Bruce Willis did his utmost to drag the image of the white vest away from one associated with Stella Artois in this two-hour-plus hostage epic which was adapted from Roderick Thorp's 'Nothing Lasts Forever' novel. The plot sees off-duty New York City police officer John McClane take on a crack team of Eurotrash terrorists in an LA skyscraper and win - of course.
Featuring guns, explosions and sellotape, it also spawned a festive-ish sequel in Die Hard 2: Die Harder. There have since been a few further sequels but the Christmas angle was ditched, which may explain why they are cack.
So what is it that makes the first instalment such a good fit with Xmas? Well, since you ask...
Bruce Willis / John McClane
The man/star himself is on classic form. He has more catchphrases than you can shake a stick at and manages to make that trusty white vest less Rab C. Nesbitt and more king of cool. This was also before Bruce himself started going a little off the radar but after he was plucked from 'Moonlighting' (forgettable romantic TV sitcom/drama - ask your mum/gran) to star as an action hero. What a shout!
It's set in sunny Los Angeles but somehow still seems to embody the character of Christmas for the rest of the world. From quotable Xmas jokes ("Now I have a machine gun, ho-ho-ho") to green and red set colouring and paper falling from a destroyed office block to symbolise snow, it's directorial genius by John McTiernan. There is also the family theme of Christmas. At the end of the day, all John McClane is trying to do is save his loved ones.
Alan Rickman / Hans Gruber
RIP, Alan.

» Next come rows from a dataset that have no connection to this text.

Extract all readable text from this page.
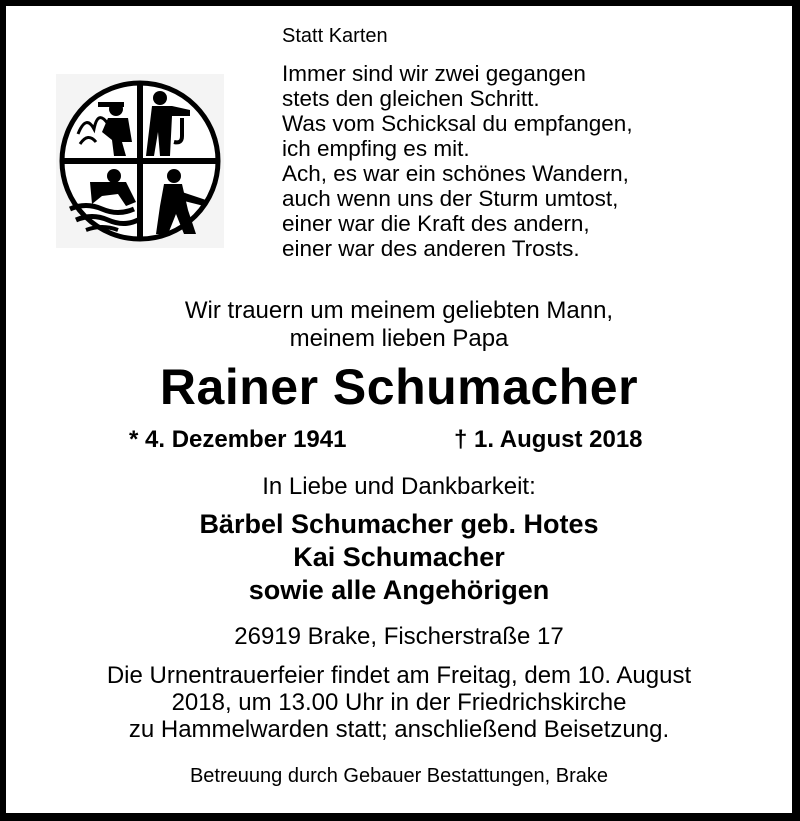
Statt Karten
Immer sind wir zwei gegangen
stets den gleichen Schritt.
Was vom Schicksal du empfangen,
ich empfing es mit.
Ach, es war ein schönes Wandern,
auch wenn uns der Sturm umtost,
einer war die Kraft des andern,
einer war des anderen Trosts.
Wir trauern um meinem geliebten Mann,
meinem lieben Papa
Rainer Schumacher
* 4. Dezember 1941	† 1. August 2018
In Liebe und Dankbarkeit:
Bärbel Schumacher geb. Hotes
Kai Schumacher
sowie alle Angehörigen
26919 Brake, Fischerstraße 17
Die Urnentrauerfeier findet am Freitag, dem 10. August
2018, um 13.00 Uhr in der Friedrichskirche
zu Hammelwarden statt; anschließend Beisetzung.
Betreuung durch Gebauer Bestattungen, Brake
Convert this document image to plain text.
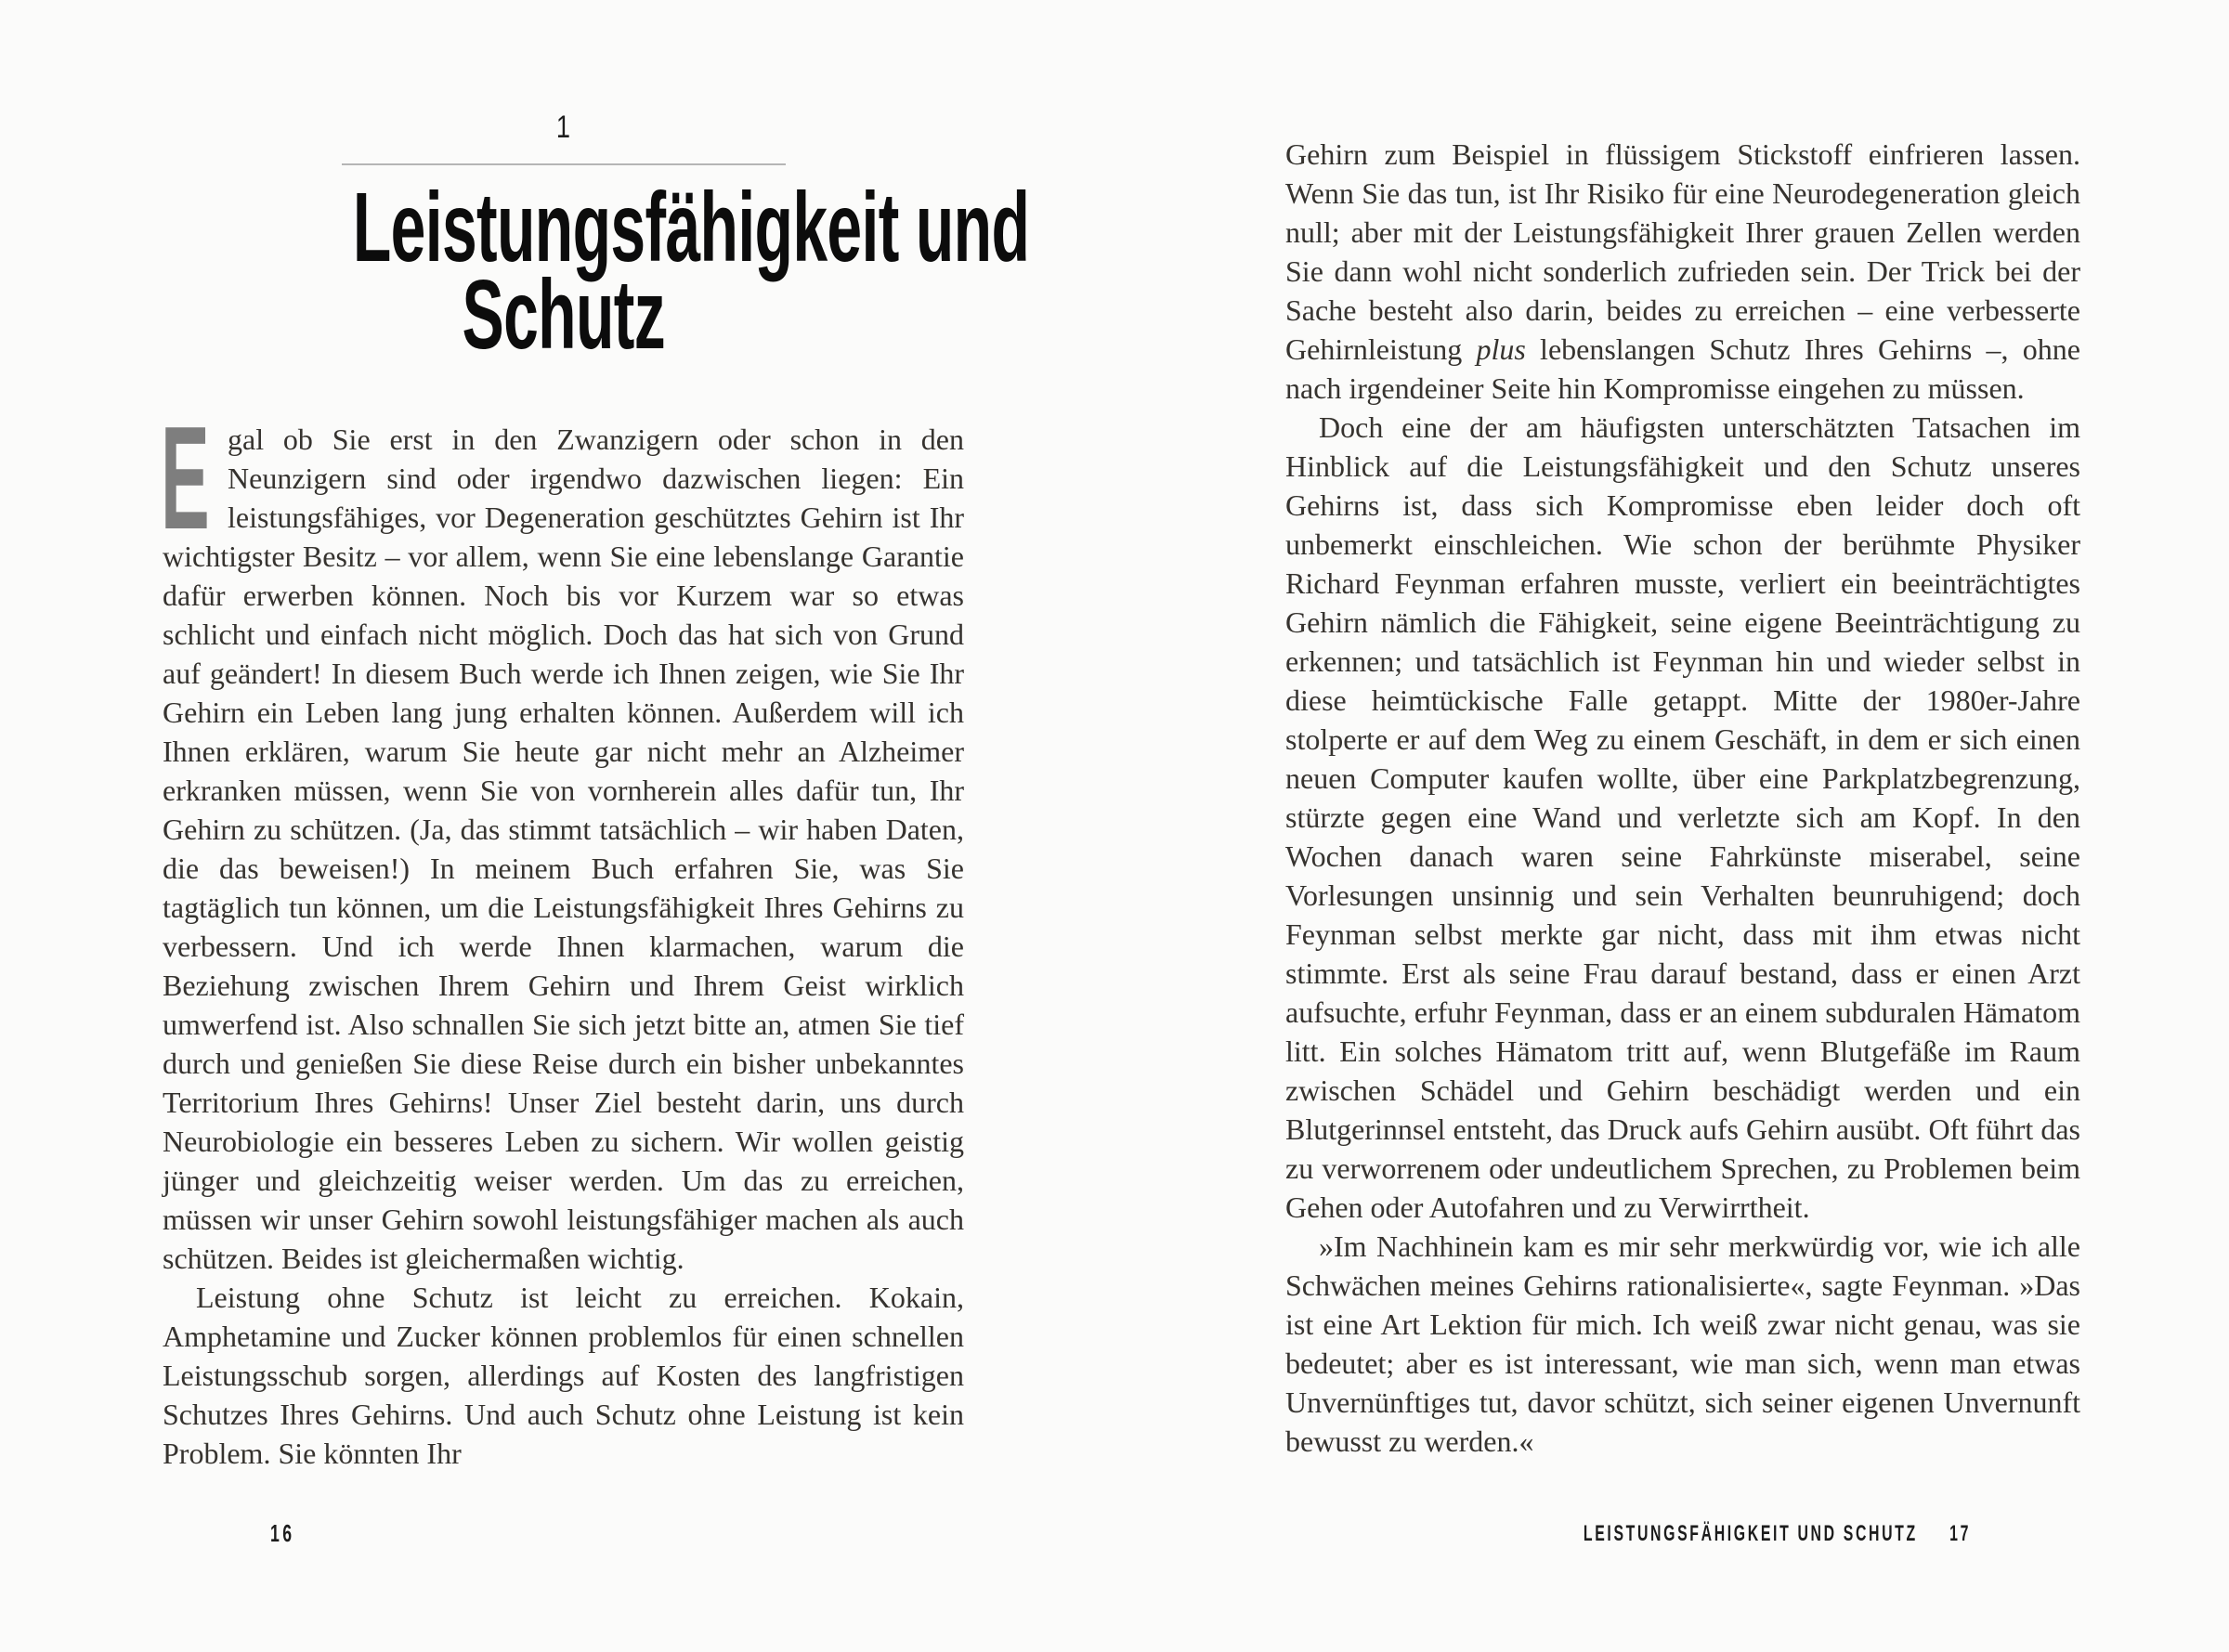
1
Leistungsfähigkeit und
Schutz

E gal ob Sie erst in den Zwanzigern oder schon in den Neunzigern sind oder irgendwo dazwischen liegen: Ein leistungsfähiges, vor Degeneration geschütztes Gehirn ist Ihr wichtigster Besitz – vor allem, wenn Sie eine lebenslange Garantie dafür erwerben können. Noch bis vor Kurzem war so etwas schlicht und einfach nicht möglich. Doch das hat sich von Grund auf geändert! In diesem Buch werde ich Ihnen zeigen, wie Sie Ihr Gehirn ein Leben lang jung erhalten können. Außerdem will ich Ihnen erklären, warum Sie heute gar nicht mehr an Alzheimer erkranken müssen, wenn Sie von vornherein alles dafür tun, Ihr Gehirn zu schützen. (Ja, das stimmt tatsächlich – wir haben Daten, die das beweisen!) In meinem Buch erfahren Sie, was Sie tagtäglich tun können, um die Leistungsfähigkeit Ihres Gehirns zu verbessern. Und ich werde Ihnen klarmachen, warum die Beziehung zwischen Ihrem Gehirn und Ihrem Geist wirklich umwerfend ist. Also schnallen Sie sich jetzt bitte an, atmen Sie tief durch und genießen Sie diese Reise durch ein bisher unbekanntes Territorium Ihres Gehirns! Unser Ziel besteht darin, uns durch Neurobiologie ein besseres Leben zu sichern. Wir wollen geistig jünger und gleichzeitig weiser werden. Um das zu erreichen, müssen wir unser Gehirn sowohl leistungsfähiger machen als auch schützen. Beides ist gleichermaßen wichtig.

Leistung ohne Schutz ist leicht zu erreichen. Kokain, Amphetamine und Zucker können problemlos für einen schnellen Leistungsschub sorgen, allerdings auf Kosten des langfristigen Schutzes Ihres Gehirns. Und auch Schutz ohne Leistung ist kein Problem. Sie könnten Ihr

16

Gehirn zum Beispiel in flüssigem Stickstoff einfrieren lassen. Wenn Sie das tun, ist Ihr Risiko für eine Neurodegeneration gleich null; aber mit der Leistungsfähigkeit Ihrer grauen Zellen werden Sie dann wohl nicht sonderlich zufrieden sein. Der Trick bei der Sache besteht also darin, beides zu erreichen – eine verbesserte Gehirnleistung plus lebenslangen Schutz Ihres Gehirns –, ohne nach irgendeiner Seite hin Kompromisse eingehen zu müssen.

Doch eine der am häufigsten unterschätzten Tatsachen im Hinblick auf die Leistungsfähigkeit und den Schutz unseres Gehirns ist, dass sich Kompromisse eben leider doch oft unbemerkt einschleichen. Wie schon der berühmte Physiker Richard Feynman erfahren musste, verliert ein beeinträchtigtes Gehirn nämlich die Fähigkeit, seine eigene Beeinträchtigung zu erkennen; und tatsächlich ist Feynman hin und wieder selbst in diese heimtückische Falle getappt. Mitte der 1980er-Jahre stolperte er auf dem Weg zu einem Geschäft, in dem er sich einen neuen Computer kaufen wollte, über eine Parkplatzbegrenzung, stürzte gegen eine Wand und verletzte sich am Kopf. In den Wochen danach waren seine Fahrkünste miserabel, seine Vorlesungen unsinnig und sein Verhalten beunruhigend; doch Feynman selbst merkte gar nicht, dass mit ihm etwas nicht stimmte. Erst als seine Frau darauf bestand, dass er einen Arzt aufsuchte, erfuhr Feynman, dass er an einem subduralen Hämatom litt. Ein solches Hämatom tritt auf, wenn Blutgefäße im Raum zwischen Schädel und Gehirn beschädigt werden und ein Blutgerinnsel entsteht, das Druck aufs Gehirn ausübt. Oft führt das zu verworrenem oder undeutlichem Sprechen, zu Problemen beim Gehen oder Autofahren und zu Verwirrtheit.

»Im Nachhinein kam es mir sehr merkwürdig vor, wie ich alle Schwächen meines Gehirns rationalisierte«, sagte Feynman. »Das ist eine Art Lektion für mich. Ich weiß zwar nicht genau, was sie bedeutet; aber es ist interessant, wie man sich, wenn man etwas Unvernünftiges tut, davor schützt, sich seiner eigenen Unvernunft bewusst zu werden.«

LEISTUNGSFÄHIGKEIT UND SCHUTZ 17
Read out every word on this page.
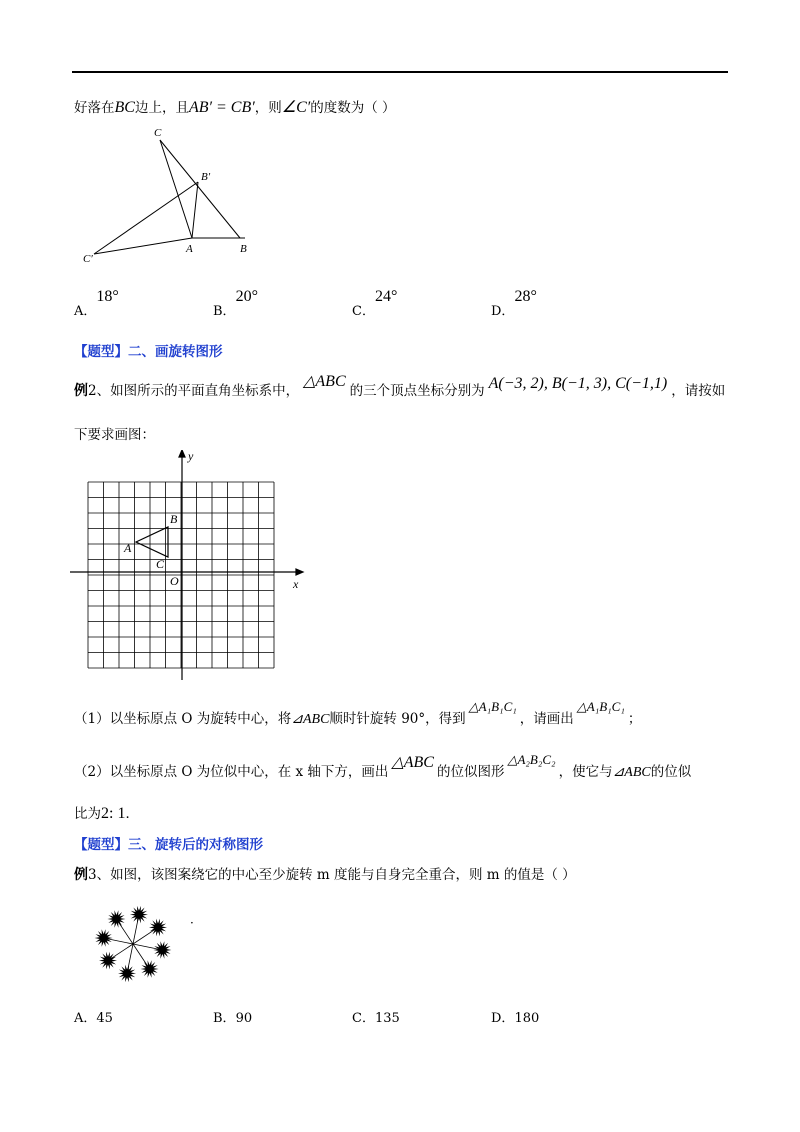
好落在BC边上，且AB′ = CB′，则∠C′的度数为（ ）
C
B′
C′
A	B
A．18°
B．20°
C．24°
D．28°
【题型】二、画旋转图形
例2、如图所示的平面直角坐标系中，△ABC的三个顶点坐标分别为 A(−3, 2), B(−1, 3), C(−1,1) ，请按如
下要求画图：
y
x
O
A
B
C
（1）以坐标原点 O 为旋转中心，将⊿ABC顺时针旋转 90°，得到△A₁B₁C₁，请画出△A₁B₁C₁；
（2）以坐标原点 O 为位似中心，在 x 轴下方，画出△ABC的位似图形△A₂B₂C₂，使它与⊿ABC的位似
比为2: 1．
【题型】三、旋转后的对称图形
例3、如图，该图案绕它的中心至少旋转 m 度能与自身完全重合，则 m 的值是（ ）
·
A．45	B．90	C．135	D．180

We were all devastated when Alan Rickman died, and one of the main reasons was his role as Hans Gruber. This part embodied an '80s' movie villain but that is not a bad thing. No, in fact, while some might be snooty about these sort of cliché villains, it was a genre-defining piece of acting. Plus, we all know the bad guys in films are slick as fuck. Hans spoke about designer suits but was also a cold-blooded killer. Hans even managed to bow out in style.
It Doesn't Take Itself Too Seriously
Isn't having a laugh what Christmas is all about? Die Hard might not pull any punches in terms of its violence or storyline but the fact that its script lets you laugh 'with it', rather than 'at it', like many '80s shoot-em-ups, is further testimony to its brilliance. For pure comedy value, think characters like Argyle the limo driver, office sleaze Harry Ellis, Sgt. Al Powell (try saying that after a mulled wine or two), LAPD Deputy Chief Dwayne T. Robinson, or the two FBI agents named Johnson.
While everywhere else is banging out 'Jingle Bells' or 'All I Want For Christmas Is You', Die Hard fittingly goes rogue. Run DMC's 'Christmas In Hollis' features early doors while Vaughn Monroe's 'Let It Snow' plays as the closing credits roll. If you've not watched Die Hard yet, why not? Tis the season.